Over the next five days, through Sunday, the NHC gives this tropical disturbance, now designated INVEST 90L, a 60% chance to develop. But notice that the orange circle also indicates where it will go and it has no direction, which is to say the NHC just doesn’t know right now. We have a meandering tropical disturbance which most models eventually bring to tropical storm intensity. When those model lines in the below graph go into the light gray area that is tropical storm strength of 39 mph to 73 mph.

The Light Gray shaded area is tropical storm strength courtesy University of Milwaukee
The Light Gray shaded area is tropical storm strength courtesy University of Milwaukee

So where could 90L go?

If we get to a named storm it would take the last name on the storm list of “Wilfred." Until Hurricane Hunters fly the system and surrounding atmosphere, it’s really anyone’s guess as to where this might end up.

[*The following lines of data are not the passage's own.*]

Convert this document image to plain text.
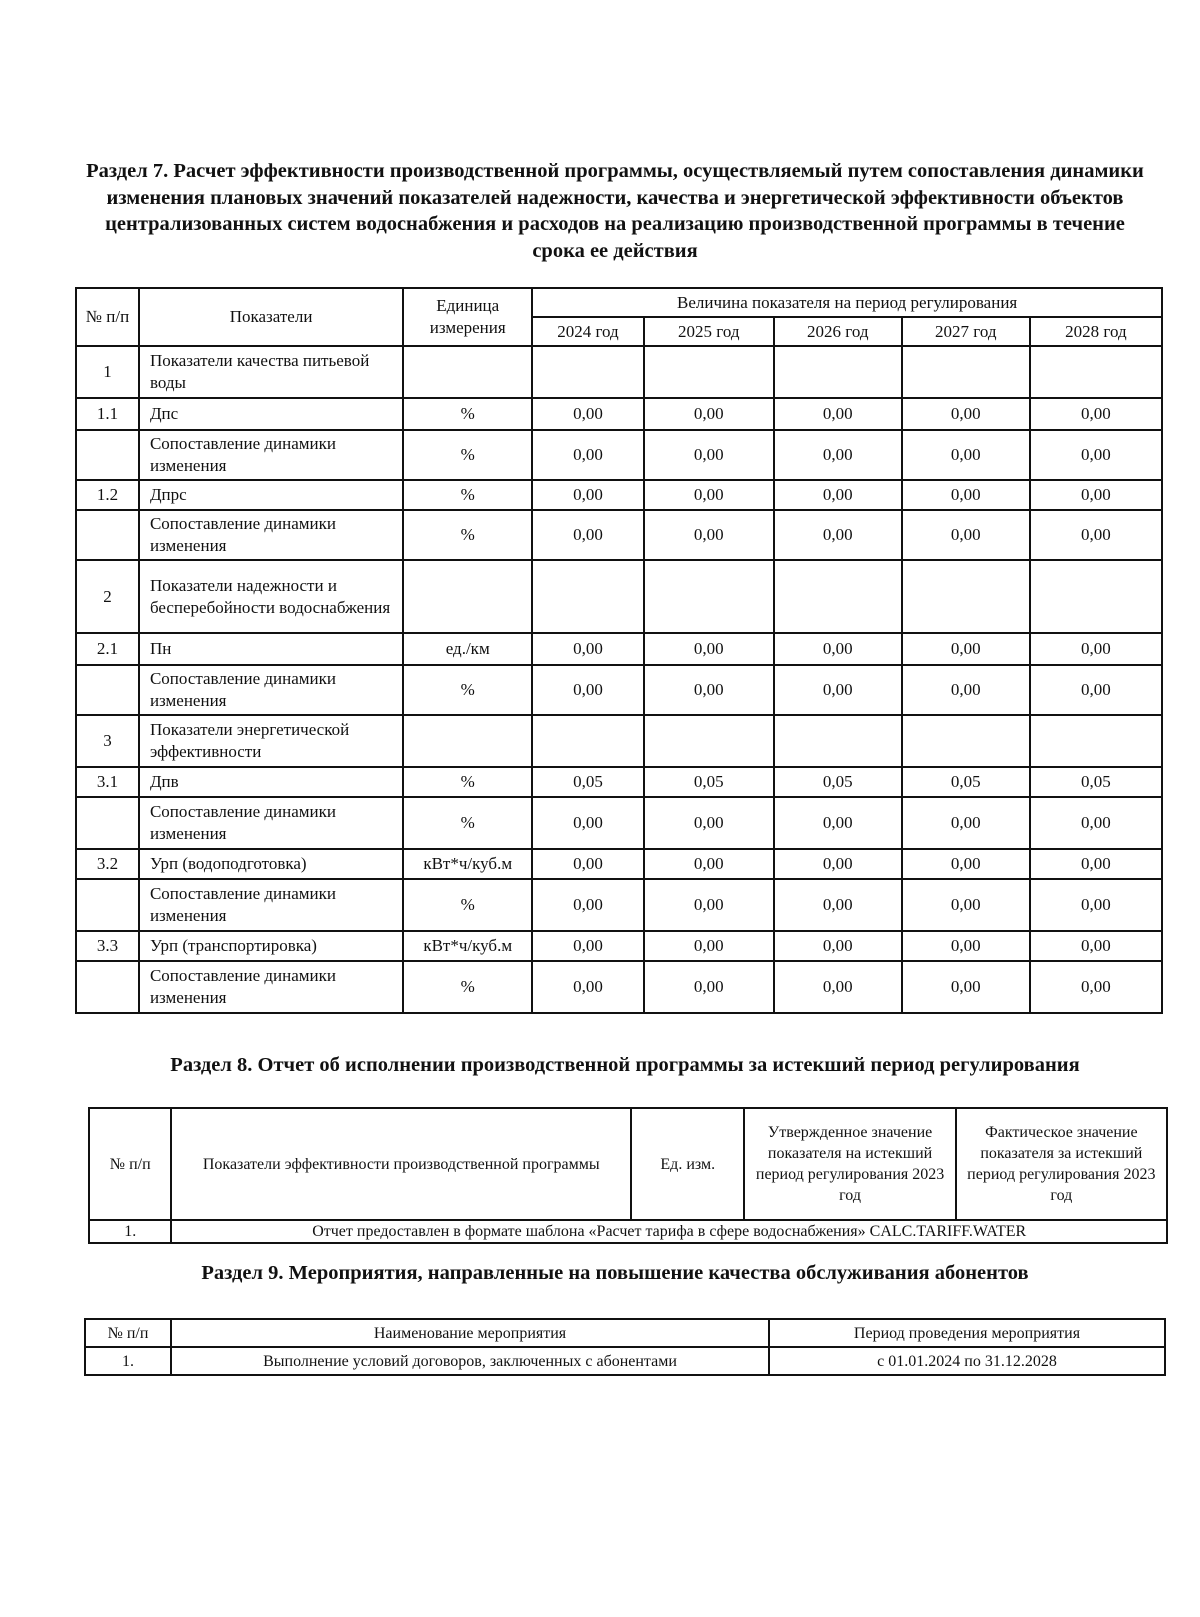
Раздел 7. Расчет эффективности производственной программы, осуществляемый путем сопоставления динамики изменения плановых значений показателей надежности, качества и энергетической эффективности объектов централизованных систем водоснабжения и расходов на реализацию производственной программы в течение срока ее действия
№ п/п	Показатели	Единица измерения	Величина показателя на период регулирования				
			2024 год	2025 год	2026 год	2027 год	2028 год
1	Показатели качества питьевой воды						
1.1	Дпс	%	0,00	0,00	0,00	0,00	0,00
	Сопоставление динамики изменения	%	0,00	0,00	0,00	0,00	0,00
1.2	Дпрс	%	0,00	0,00	0,00	0,00	0,00
	Сопоставление динамики изменения	%	0,00	0,00	0,00	0,00	0,00
2	Показатели надежности и бесперебойности водоснабжения						
2.1	Пн	ед./км	0,00	0,00	0,00	0,00	0,00
	Сопоставление динамики изменения	%	0,00	0,00	0,00	0,00	0,00
3	Показатели энергетической эффективности						
3.1	Дпв	%	0,05	0,05	0,05	0,05	0,05
	Сопоставление динамики изменения	%	0,00	0,00	0,00	0,00	0,00
3.2	Урп (водоподготовка)	кВт*ч/куб.м	0,00	0,00	0,00	0,00	0,00
	Сопоставление динамики изменения	%	0,00	0,00	0,00	0,00	0,00
3.3	Урп (транспортировка)	кВт*ч/куб.м	0,00	0,00	0,00	0,00	0,00
	Сопоставление динамики изменения	%	0,00	0,00	0,00	0,00	0,00
Раздел 8. Отчет об исполнении производственной программы за истекший период регулирования
№ п/п	Показатели эффективности производственной программы	Ед. изм.	Утвержденное значение показателя на истекший период регулирования 2023 год	Фактическое значение показателя за истекший период регулирования 2023 год
1.	Отчет предоставлен в формате шаблона «Расчет тарифа в сфере водоснабжения» CALC.TARIFF.WATER			
Раздел 9. Мероприятия, направленные на повышение качества обслуживания абонентов
№ п/п	Наименование мероприятия	Период проведения мероприятия
1.	Выполнение условий договоров, заключенных с абонентами	с 01.01.2024 по 31.12.2028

The models below are relatively simple models and the one I’ve highlighted is of no concern (that is the CLIPER model and is just a climate and persistence model based on what similar systems on this date and location have done in the past).

Early Cycle model runs
Early Cycle model runs

The GFS American model has the system meandering through Sunday and eventually strings it out as moisture over the Gulf while the EURO sends a developed system into Mexico a week from now.

The American model string moisture out over the Gulf
The American model string moisture out over the Gulf
The Euro eventually sends 90L into Mexico around Tampico
The Euro eventually sends 90L into Mexico around Tampico

As we’ve seen with models and storms this year, early predictions are not very reliable and with a “meandering” storm we really won’t know much for a while. So continue to stay “weather aware” and let’s continue to hope for a Friday afternoon front to bring us a nice, comfortable weekend (not a huge cool down, but low humidity)! That front is still on track:

Cold Front from NOAA's Weather Prediction Center
Cold Front from NOAA's Weather Prediction Center

Prayers to our friends in Florida, Alabama and Georgia as they weather Hurricane Sally.